И, конечно, опять я был виноват. На три тысячи триста восемьдесят шестом шагу мы упёрлись в железнодорожную насыпь.
Я шепнул:
— Ребята! Клад наверняка там, на той стороне!
Но мне никто не поверил.
Долго ещё мы плутали. Я слышал, как ребята позади меня перешёптываются: если, мол, я заведу их в болото и они все там утонут, тогда они мне как следует всыплют. И вдруг где-то неподалёку мы услышали голос Гарри! От радости мы все громко вскрикнули и бросились вперёд. Но не слишком быстро у нас это получилось. Мы, оказывается, здорово устали. К тому же мы и сами не заметили, что вернулись к нашей риге.
Там пионеры уже выскребали котелки. Хорошо, что Гарри оставил и для нас кое-что.
Когда мы подошли, все закричали на нас:
— Где это вы пропадали?
— Мы уже два часа как вернулись!
— А Гарри уже беспокоился о вас.
Мои пионеры набросились на перловый суп, как голодные волки, а я должен был сперва обо всём доложить вожатому.
— Я и сам не понимаю, как это мы заблудились, — объяснял я ему.
— А ну-ка покажи, где на компасе север? — сказал он вдруг.
Я повернул компас сперва так, потом эдак.
Гарри только всплеснул руками и сказал:
— Как раз в противоположной стороне!
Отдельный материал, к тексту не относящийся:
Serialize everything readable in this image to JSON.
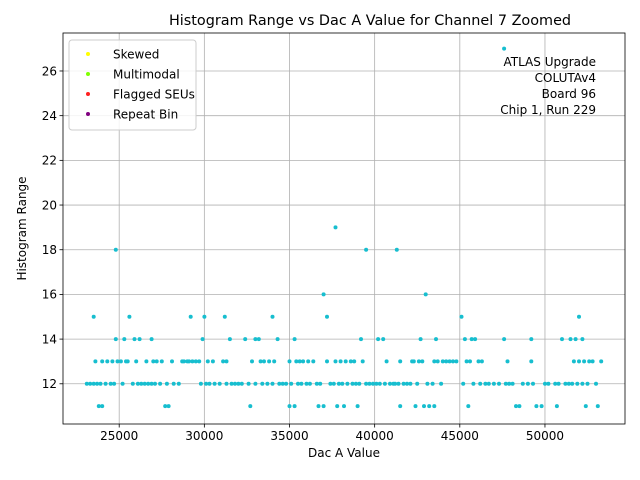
{
  "chart_data": {
    "type": "scatter",
    "title": "Histogram Range vs Dac A Value for Channel 7 Zoomed",
    "xlabel": "Dac A Value",
    "ylabel": "Histogram Range",
    "xlim": [
      21700,
      54700
    ],
    "ylim": [
      10.2,
      27.7
    ],
    "xticks": [
      25000,
      30000,
      35000,
      40000,
      45000,
      50000
    ],
    "yticks": [
      12,
      14,
      16,
      18,
      20,
      22,
      24,
      26
    ],
    "grid": true,
    "legend": {
      "placement": "top-left",
      "entries": [
        {
          "name": "Skewed",
          "color": "#ffff00"
        },
        {
          "name": "Multimodal",
          "color": "#80ff00"
        },
        {
          "name": "Flagged SEUs",
          "color": "#ff2020"
        },
        {
          "name": "Repeat Bin",
          "color": "#800080"
        }
      ]
    },
    "annotation": [
      "ATLAS Upgrade",
      "COLUTAv4",
      "Board 96",
      "Chip 1, Run 229"
    ],
    "point_color": "#17becf",
    "points": [
      [
        23100,
        12
      ],
      [
        23300,
        12
      ],
      [
        23500,
        12
      ],
      [
        23600,
        13
      ],
      [
        23500,
        15
      ],
      [
        23700,
        12
      ],
      [
        23800,
        11
      ],
      [
        23900,
        12
      ],
      [
        24000,
        11
      ],
      [
        24000,
        13
      ],
      [
        24200,
        12
      ],
      [
        24300,
        13
      ],
      [
        24500,
        12
      ],
      [
        24600,
        13
      ],
      [
        24700,
        12
      ],
      [
        24800,
        14
      ],
      [
        24800,
        18
      ],
      [
        24900,
        13
      ],
      [
        25100,
        13
      ],
      [
        25200,
        12
      ],
      [
        25300,
        14
      ],
      [
        25400,
        13
      ],
      [
        25500,
        13
      ],
      [
        25600,
        15
      ],
      [
        25800,
        12
      ],
      [
        25900,
        14
      ],
      [
        26000,
        13
      ],
      [
        26100,
        12
      ],
      [
        26200,
        14
      ],
      [
        26300,
        12
      ],
      [
        26500,
        12
      ],
      [
        26600,
        13
      ],
      [
        26700,
        12
      ],
      [
        26900,
        14
      ],
      [
        26900,
        12
      ],
      [
        27000,
        13
      ],
      [
        27100,
        12
      ],
      [
        27200,
        13
      ],
      [
        27400,
        12
      ],
      [
        27500,
        13
      ],
      [
        27700,
        11
      ],
      [
        27800,
        12
      ],
      [
        27900,
        11
      ],
      [
        28100,
        13
      ],
      [
        28200,
        12
      ],
      [
        28500,
        12
      ],
      [
        28700,
        13
      ],
      [
        28800,
        13
      ],
      [
        29000,
        13
      ],
      [
        29100,
        13
      ],
      [
        29200,
        15
      ],
      [
        29300,
        13
      ],
      [
        29500,
        13
      ],
      [
        29700,
        13
      ],
      [
        29800,
        12
      ],
      [
        29900,
        14
      ],
      [
        30000,
        15
      ],
      [
        30100,
        12
      ],
      [
        30200,
        13
      ],
      [
        30300,
        12
      ],
      [
        30500,
        13
      ],
      [
        30600,
        12
      ],
      [
        30900,
        12
      ],
      [
        31100,
        13
      ],
      [
        31200,
        15
      ],
      [
        31300,
        13
      ],
      [
        31300,
        12
      ],
      [
        31500,
        14
      ],
      [
        31600,
        12
      ],
      [
        31800,
        12
      ],
      [
        32000,
        12
      ],
      [
        32200,
        12
      ],
      [
        32400,
        14
      ],
      [
        32600,
        12
      ],
      [
        32700,
        11
      ],
      [
        32800,
        13
      ],
      [
        33000,
        14
      ],
      [
        33000,
        12
      ],
      [
        33200,
        14
      ],
      [
        33300,
        13
      ],
      [
        33400,
        12
      ],
      [
        33500,
        13
      ],
      [
        33700,
        12
      ],
      [
        33800,
        13
      ],
      [
        34000,
        15
      ],
      [
        34000,
        12
      ],
      [
        34100,
        13
      ],
      [
        34300,
        14
      ],
      [
        34400,
        12
      ],
      [
        34600,
        12
      ],
      [
        34800,
        12
      ],
      [
        35000,
        13
      ],
      [
        35000,
        11
      ],
      [
        35100,
        12
      ],
      [
        35300,
        14
      ],
      [
        35300,
        11
      ],
      [
        35400,
        13
      ],
      [
        35500,
        12
      ],
      [
        35600,
        13
      ],
      [
        35700,
        12
      ],
      [
        35800,
        13
      ],
      [
        36000,
        12
      ],
      [
        36100,
        13
      ],
      [
        36200,
        12
      ],
      [
        36400,
        13
      ],
      [
        36600,
        12
      ],
      [
        36700,
        11
      ],
      [
        36800,
        12
      ],
      [
        37000,
        11
      ],
      [
        37000,
        16
      ],
      [
        37200,
        15
      ],
      [
        37200,
        13
      ],
      [
        37400,
        12
      ],
      [
        37600,
        12
      ],
      [
        37700,
        19
      ],
      [
        37700,
        13
      ],
      [
        37800,
        11
      ],
      [
        37900,
        12
      ],
      [
        38000,
        13
      ],
      [
        38100,
        12
      ],
      [
        38200,
        11
      ],
      [
        38300,
        13
      ],
      [
        38400,
        12
      ],
      [
        38600,
        13
      ],
      [
        38700,
        12
      ],
      [
        38800,
        13
      ],
      [
        38900,
        12
      ],
      [
        39000,
        11
      ],
      [
        39100,
        12
      ],
      [
        39200,
        14
      ],
      [
        39300,
        13
      ],
      [
        39500,
        18
      ],
      [
        39500,
        12
      ],
      [
        39700,
        12
      ],
      [
        39900,
        12
      ],
      [
        40100,
        12
      ],
      [
        40200,
        14
      ],
      [
        40300,
        12
      ],
      [
        40500,
        14
      ],
      [
        40600,
        12
      ],
      [
        40700,
        13
      ],
      [
        40900,
        12
      ],
      [
        41100,
        12
      ],
      [
        41200,
        12
      ],
      [
        41300,
        18
      ],
      [
        41400,
        12
      ],
      [
        41500,
        13
      ],
      [
        41500,
        11
      ],
      [
        41700,
        12
      ],
      [
        41900,
        12
      ],
      [
        42100,
        12
      ],
      [
        42200,
        13
      ],
      [
        42300,
        13
      ],
      [
        42400,
        11
      ],
      [
        42500,
        12
      ],
      [
        42600,
        13
      ],
      [
        42700,
        14
      ],
      [
        42800,
        13
      ],
      [
        42900,
        11
      ],
      [
        43000,
        16
      ],
      [
        43100,
        12
      ],
      [
        43200,
        11
      ],
      [
        43400,
        12
      ],
      [
        43500,
        13
      ],
      [
        43500,
        11
      ],
      [
        43600,
        14
      ],
      [
        43700,
        13
      ],
      [
        43900,
        12
      ],
      [
        44000,
        13
      ],
      [
        44200,
        13
      ],
      [
        44400,
        13
      ],
      [
        44600,
        13
      ],
      [
        44800,
        13
      ],
      [
        45100,
        15
      ],
      [
        45200,
        12
      ],
      [
        45300,
        14
      ],
      [
        45400,
        13
      ],
      [
        45500,
        11
      ],
      [
        45600,
        13
      ],
      [
        45700,
        14
      ],
      [
        45800,
        12
      ],
      [
        45900,
        14
      ],
      [
        46100,
        13
      ],
      [
        46200,
        12
      ],
      [
        46300,
        13
      ],
      [
        46500,
        12
      ],
      [
        46700,
        12
      ],
      [
        47000,
        12
      ],
      [
        47300,
        12
      ],
      [
        47600,
        14
      ],
      [
        47600,
        27
      ],
      [
        47700,
        12
      ],
      [
        47800,
        13
      ],
      [
        47900,
        12
      ],
      [
        48100,
        12
      ],
      [
        48300,
        11
      ],
      [
        48500,
        11
      ],
      [
        48700,
        12
      ],
      [
        49000,
        12
      ],
      [
        49200,
        14
      ],
      [
        49200,
        13
      ],
      [
        49300,
        12
      ],
      [
        49500,
        11
      ],
      [
        49800,
        11
      ],
      [
        50000,
        12
      ],
      [
        50200,
        12
      ],
      [
        50600,
        12
      ],
      [
        50700,
        11
      ],
      [
        50800,
        12
      ],
      [
        51000,
        14
      ],
      [
        51200,
        12
      ],
      [
        51400,
        12
      ],
      [
        51500,
        14
      ],
      [
        51600,
        12
      ],
      [
        51700,
        13
      ],
      [
        51800,
        14
      ],
      [
        51900,
        12
      ],
      [
        52000,
        15
      ],
      [
        52000,
        13
      ],
      [
        52200,
        12
      ],
      [
        52200,
        14
      ],
      [
        52300,
        13
      ],
      [
        52400,
        11
      ],
      [
        52500,
        12
      ],
      [
        52600,
        13
      ],
      [
        52800,
        13
      ],
      [
        53000,
        12
      ],
      [
        53100,
        11
      ],
      [
        53300,
        13
      ]
    ]
  }
}
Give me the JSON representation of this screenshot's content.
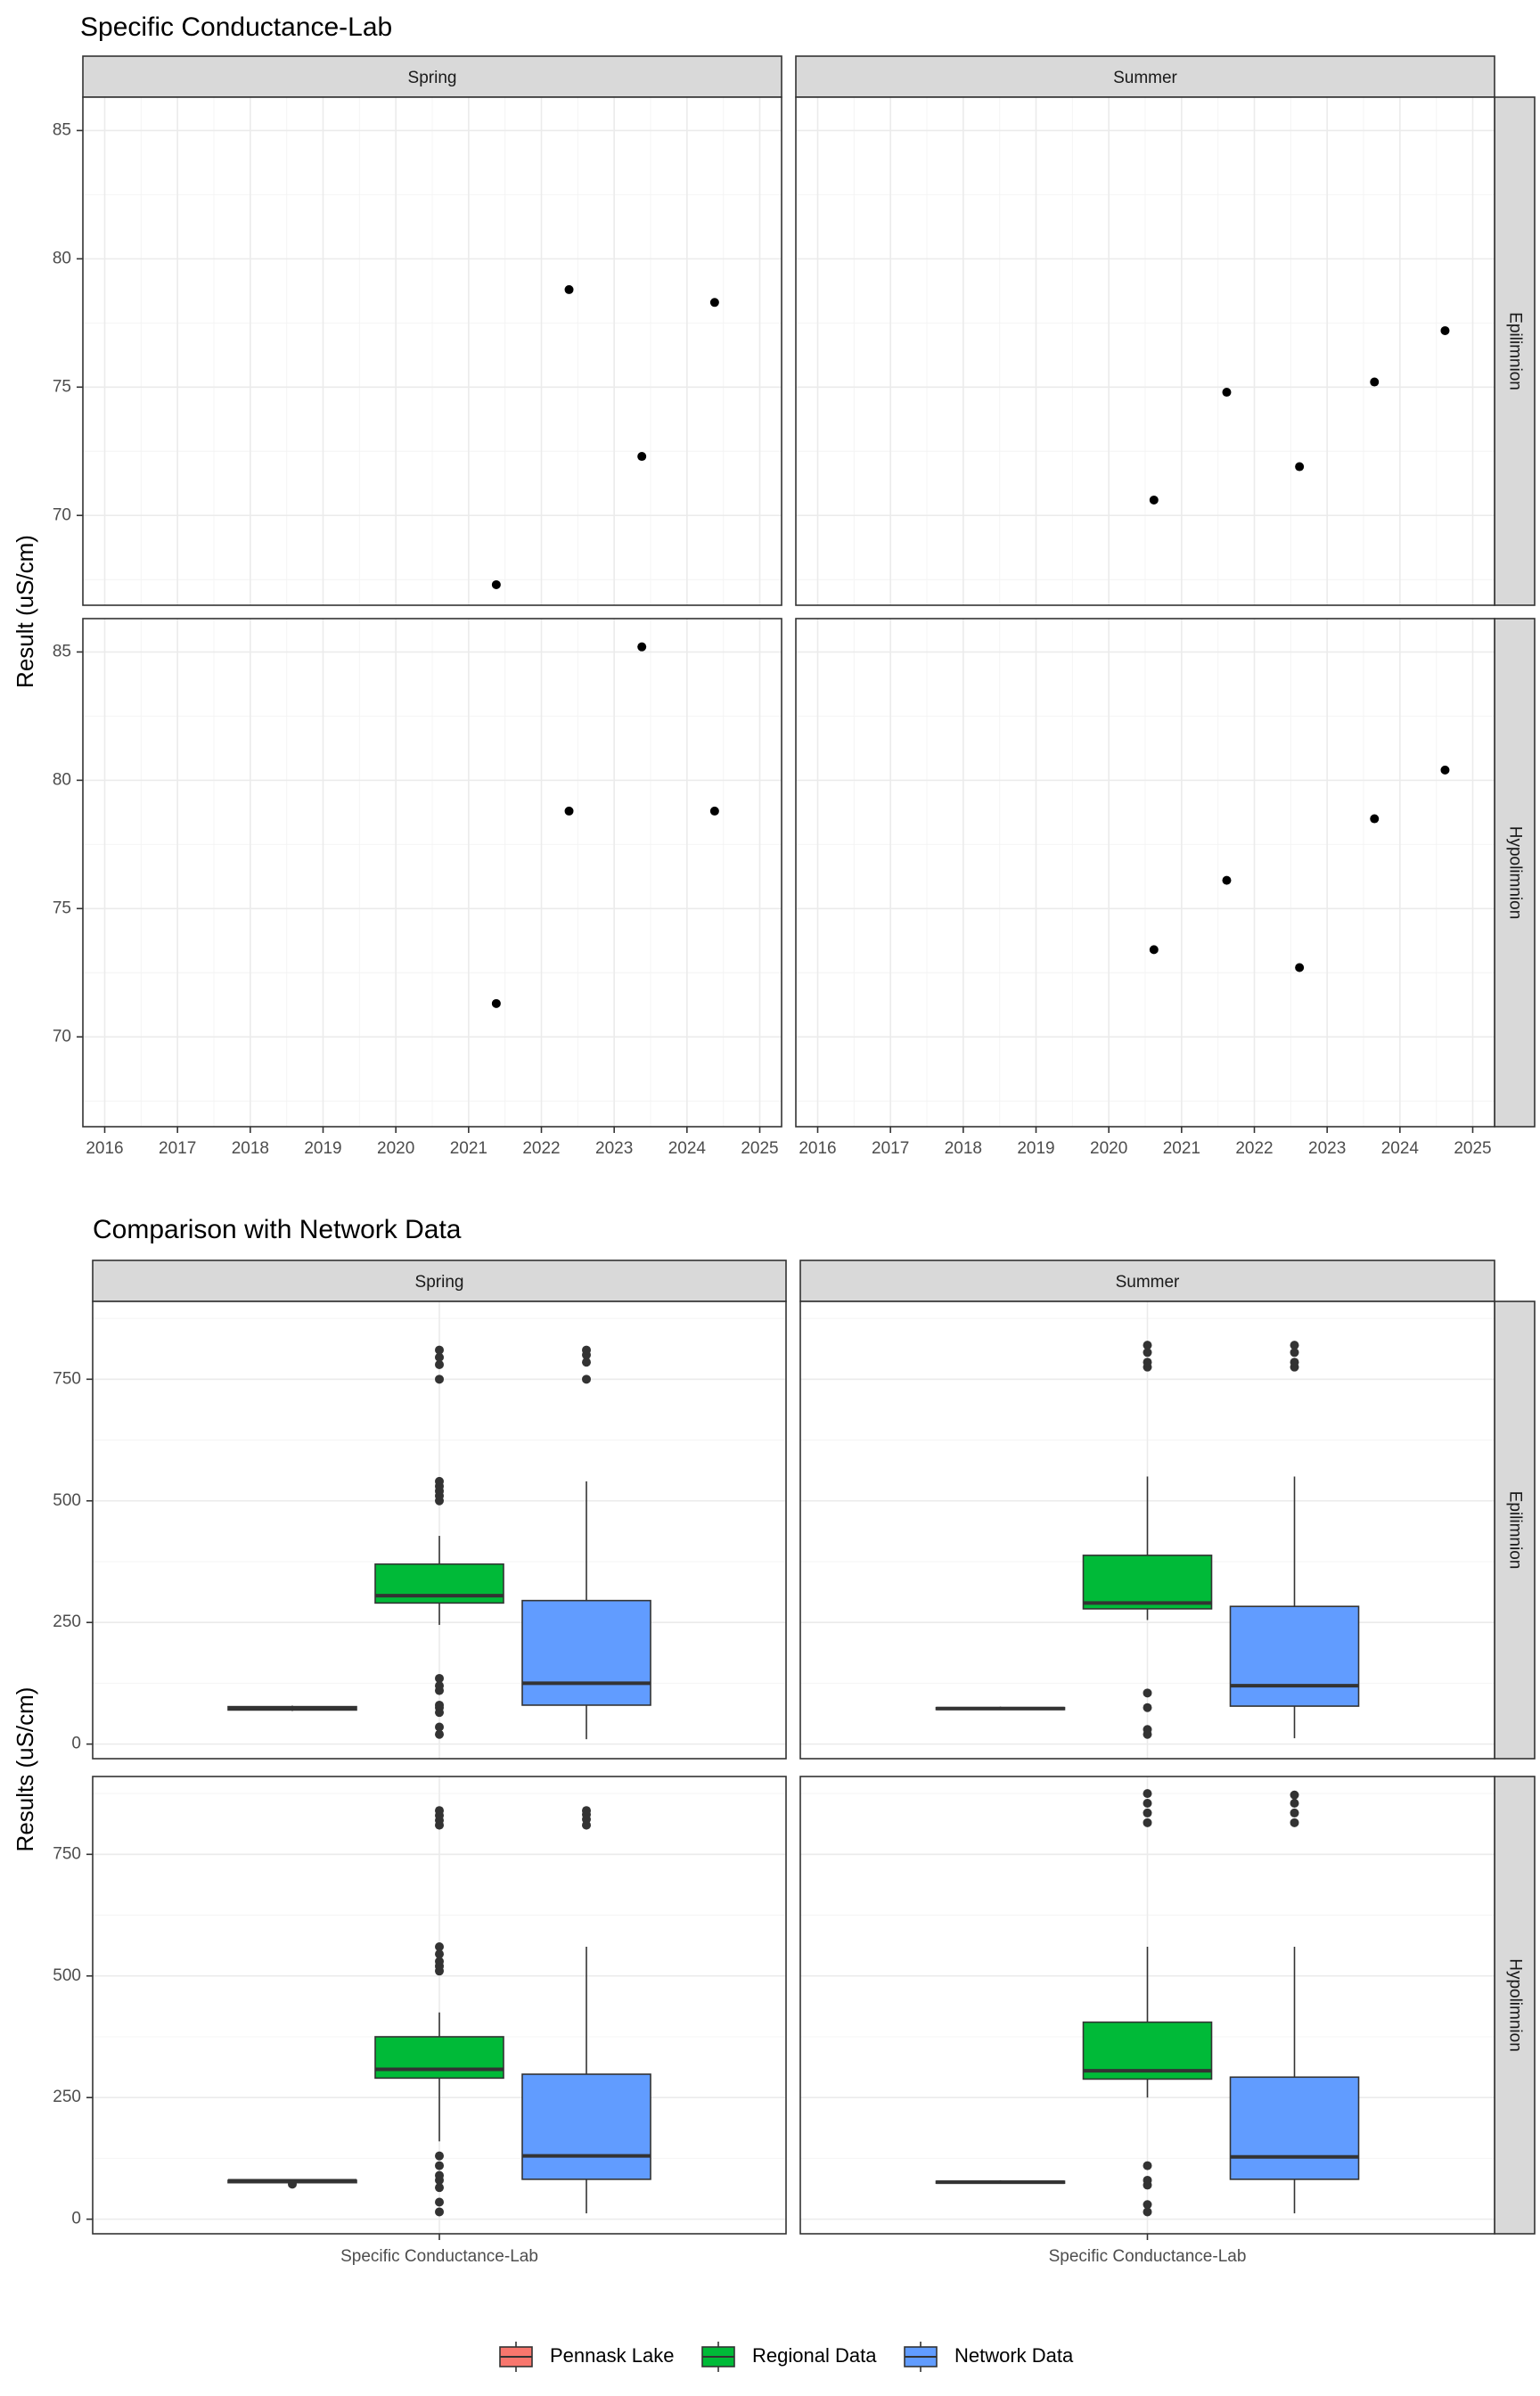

Видишь, кончик стрелки нарочно в другой цвет окрашен.
— Я отсутствовал, когда ты компас объяснял. У меня свинка была.
Но моё объяснение никто всерьёз не принял.
А клад знаете кому достался? Девчонкам! Этой самой Зигрид. Она и без того всегда нос дерёт. И ведь главное — мой собственный чемодан!
Потом я ещё долго упаковывал его и всё не мог закрыть. Мама слишком много напихала туда самого необходимого.
На днях в стенгазете нашей дружины была статья. Зигрид её написала.
КАК МЫ ИГРАЛИ В ИГРУ НА МЕСТНОСТИ
Нам велели найти клад. А это был старый чемодан нашего Циттербаке. И мы всех победили, а Циттербаке завёл свою группу в болото. Под конец они очень устали. Он не знал, где север, и сбился со счёта, когда шаги считал. Теперь все его зовут «Альфонс-кладоискатель». Поход всем очень понравился. Мы пели песни и много смеялись.
Да, так и написано в этой статье! И вся школа её читает. Я рассказал об этом папе, но папа сказал, что это называется критикой. «Критика, — говорит он, — очень хорошая вещь. А самокритика — ещё лучше».
Но я всё равно против. Я же ни в чём не виноват. Во всём виноват чемодан. А его мама упаковывала. Папа сказал, что в следующий раз мне не придётся брать чемодан: он поговорит с мамой.
Вот видите!
Теперь я сам навожу критику на Зигрид — я с ней не разговариваю. Но почему-то все на меня страшно злятся. Ну где же тут справедливость?